IPHAN CONTRADIZ SEDUC SOBRE REFORMA

Em nota, a Seduc informou que, em 2014, reformou as salas de aula, bloco administrativo e no ginásio de esporte do estabelecimento. De acordo com a secretaria, o prédio do IEEP é tombado como patrimônio histórico e a Seduc não teve permissão do Instituto do Patrimônio Histórico Nacional (Iphan) para fazer, a reforma na parte tombada do prédio, há 3 anos. De acordo com a legislação que rege bens tombados, prossegue a secretaria, qualquer intervenção só pode ser feita pelo Iphan. “Por causa dessa norma, a Seduc teve permissão para reformar apenas o telhado e o complexo de banheiros do edifício localizado na esquina da avenida Serzedelo Corrêa e rua Gama Abreu, no bairro da Campina”.

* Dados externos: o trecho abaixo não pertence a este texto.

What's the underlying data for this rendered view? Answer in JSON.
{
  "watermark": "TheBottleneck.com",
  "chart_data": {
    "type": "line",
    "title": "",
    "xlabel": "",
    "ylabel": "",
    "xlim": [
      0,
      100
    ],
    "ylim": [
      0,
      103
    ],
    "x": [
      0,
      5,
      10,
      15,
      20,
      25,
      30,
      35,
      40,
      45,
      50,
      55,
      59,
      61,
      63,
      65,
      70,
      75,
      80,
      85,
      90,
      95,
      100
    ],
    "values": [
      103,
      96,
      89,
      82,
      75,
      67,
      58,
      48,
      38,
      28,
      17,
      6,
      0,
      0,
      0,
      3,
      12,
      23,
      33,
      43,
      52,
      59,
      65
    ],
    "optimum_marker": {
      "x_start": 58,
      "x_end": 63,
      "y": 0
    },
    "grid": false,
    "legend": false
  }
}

Por outro lado, Carmen Lustosa da Costa, especialista em Políticas Públicas e Gestão Governamental do Iphan, esclarece que o imóvel é tombado pelo Estado, não pelo Iphan. “Para o Iphan, o imóvel é considerado de interesse à preservação, mas por estar localizado na área de entorno, as diretrizes para intervenção não são tão rigorosas como se estivesse em área tombada ou mesmo tombado individualmente”, esclarece. O prédio do IEEP está localizado no entorno do Theatro da Paz e Conjunto Arquitetônico, Urbanístico, Paisagístico dos bairros da Cidade Velha e Campina, bens tombados pela União. Ela garante que não há registro no Iphan de solicitação da Seduc para reforma do prédio e que o IEEP não foi notificado pelo Ministério Público sobre essa questão.

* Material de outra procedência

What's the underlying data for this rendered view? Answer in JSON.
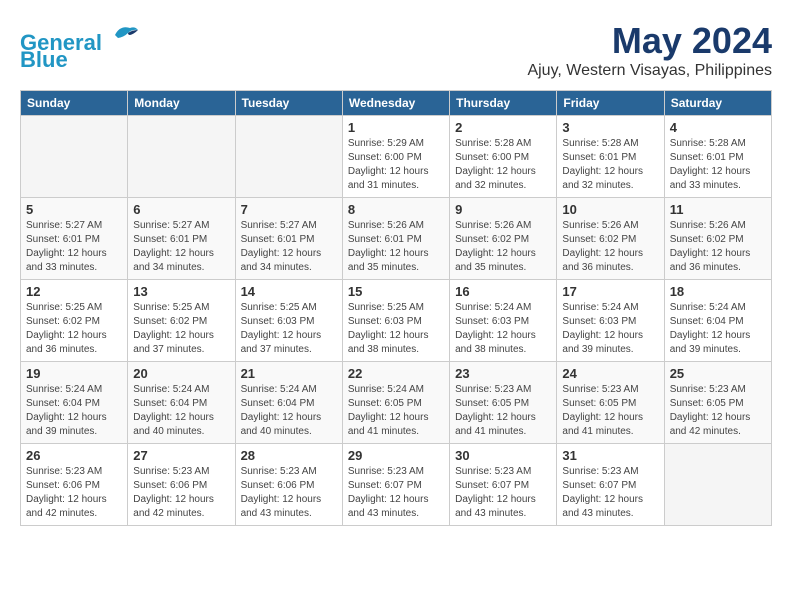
{
  "header": {
    "logo_line1": "General",
    "logo_line2": "Blue",
    "main_title": "May 2024",
    "subtitle": "Ajuy, Western Visayas, Philippines"
  },
  "days_of_week": [
    "Sunday",
    "Monday",
    "Tuesday",
    "Wednesday",
    "Thursday",
    "Friday",
    "Saturday"
  ],
  "weeks": [
    [
      {
        "day": "",
        "info": ""
      },
      {
        "day": "",
        "info": ""
      },
      {
        "day": "",
        "info": ""
      },
      {
        "day": "1",
        "info": "Sunrise: 5:29 AM\nSunset: 6:00 PM\nDaylight: 12 hours\nand 31 minutes."
      },
      {
        "day": "2",
        "info": "Sunrise: 5:28 AM\nSunset: 6:00 PM\nDaylight: 12 hours\nand 32 minutes."
      },
      {
        "day": "3",
        "info": "Sunrise: 5:28 AM\nSunset: 6:01 PM\nDaylight: 12 hours\nand 32 minutes."
      },
      {
        "day": "4",
        "info": "Sunrise: 5:28 AM\nSunset: 6:01 PM\nDaylight: 12 hours\nand 33 minutes."
      }
    ],
    [
      {
        "day": "5",
        "info": "Sunrise: 5:27 AM\nSunset: 6:01 PM\nDaylight: 12 hours\nand 33 minutes."
      },
      {
        "day": "6",
        "info": "Sunrise: 5:27 AM\nSunset: 6:01 PM\nDaylight: 12 hours\nand 34 minutes."
      },
      {
        "day": "7",
        "info": "Sunrise: 5:27 AM\nSunset: 6:01 PM\nDaylight: 12 hours\nand 34 minutes."
      },
      {
        "day": "8",
        "info": "Sunrise: 5:26 AM\nSunset: 6:01 PM\nDaylight: 12 hours\nand 35 minutes."
      },
      {
        "day": "9",
        "info": "Sunrise: 5:26 AM\nSunset: 6:02 PM\nDaylight: 12 hours\nand 35 minutes."
      },
      {
        "day": "10",
        "info": "Sunrise: 5:26 AM\nSunset: 6:02 PM\nDaylight: 12 hours\nand 36 minutes."
      },
      {
        "day": "11",
        "info": "Sunrise: 5:26 AM\nSunset: 6:02 PM\nDaylight: 12 hours\nand 36 minutes."
      }
    ],
    [
      {
        "day": "12",
        "info": "Sunrise: 5:25 AM\nSunset: 6:02 PM\nDaylight: 12 hours\nand 36 minutes."
      },
      {
        "day": "13",
        "info": "Sunrise: 5:25 AM\nSunset: 6:02 PM\nDaylight: 12 hours\nand 37 minutes."
      },
      {
        "day": "14",
        "info": "Sunrise: 5:25 AM\nSunset: 6:03 PM\nDaylight: 12 hours\nand 37 minutes."
      },
      {
        "day": "15",
        "info": "Sunrise: 5:25 AM\nSunset: 6:03 PM\nDaylight: 12 hours\nand 38 minutes."
      },
      {
        "day": "16",
        "info": "Sunrise: 5:24 AM\nSunset: 6:03 PM\nDaylight: 12 hours\nand 38 minutes."
      },
      {
        "day": "17",
        "info": "Sunrise: 5:24 AM\nSunset: 6:03 PM\nDaylight: 12 hours\nand 39 minutes."
      },
      {
        "day": "18",
        "info": "Sunrise: 5:24 AM\nSunset: 6:04 PM\nDaylight: 12 hours\nand 39 minutes."
      }
    ],
    [
      {
        "day": "19",
        "info": "Sunrise: 5:24 AM\nSunset: 6:04 PM\nDaylight: 12 hours\nand 39 minutes."
      },
      {
        "day": "20",
        "info": "Sunrise: 5:24 AM\nSunset: 6:04 PM\nDaylight: 12 hours\nand 40 minutes."
      },
      {
        "day": "21",
        "info": "Sunrise: 5:24 AM\nSunset: 6:04 PM\nDaylight: 12 hours\nand 40 minutes."
      },
      {
        "day": "22",
        "info": "Sunrise: 5:24 AM\nSunset: 6:05 PM\nDaylight: 12 hours\nand 41 minutes."
      },
      {
        "day": "23",
        "info": "Sunrise: 5:23 AM\nSunset: 6:05 PM\nDaylight: 12 hours\nand 41 minutes."
      },
      {
        "day": "24",
        "info": "Sunrise: 5:23 AM\nSunset: 6:05 PM\nDaylight: 12 hours\nand 41 minutes."
      },
      {
        "day": "25",
        "info": "Sunrise: 5:23 AM\nSunset: 6:05 PM\nDaylight: 12 hours\nand 42 minutes."
      }
    ],
    [
      {
        "day": "26",
        "info": "Sunrise: 5:23 AM\nSunset: 6:06 PM\nDaylight: 12 hours\nand 42 minutes."
      },
      {
        "day": "27",
        "info": "Sunrise: 5:23 AM\nSunset: 6:06 PM\nDaylight: 12 hours\nand 42 minutes."
      },
      {
        "day": "28",
        "info": "Sunrise: 5:23 AM\nSunset: 6:06 PM\nDaylight: 12 hours\nand 43 minutes."
      },
      {
        "day": "29",
        "info": "Sunrise: 5:23 AM\nSunset: 6:07 PM\nDaylight: 12 hours\nand 43 minutes."
      },
      {
        "day": "30",
        "info": "Sunrise: 5:23 AM\nSunset: 6:07 PM\nDaylight: 12 hours\nand 43 minutes."
      },
      {
        "day": "31",
        "info": "Sunrise: 5:23 AM\nSunset: 6:07 PM\nDaylight: 12 hours\nand 43 minutes."
      },
      {
        "day": "",
        "info": ""
      }
    ]
  ]
}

Telhados e paredes possuem muitas infiltrações, prejudicando a estrutura do prédio. (Foto: divulgação)
IEEP

O edifício do Instituto Estadual de Educação do Pará (IEEP), de estilo neoclássico, é uma obra do arquiteto italiano Felinto Santoro, em estilo eclético, e foi inaugurada em 1904 para sediar o jornal A Província do Pará. Em 1926, foi comprada pelo Governo do Estado para abrigar a Escola Normal. Ao longo do século XX, o prédio do IEEP se tornou um símbolo da Educação paraense. Ele deixou de funcionar como escola em 1996, com a extinção dos cursos de magistério a nível médio.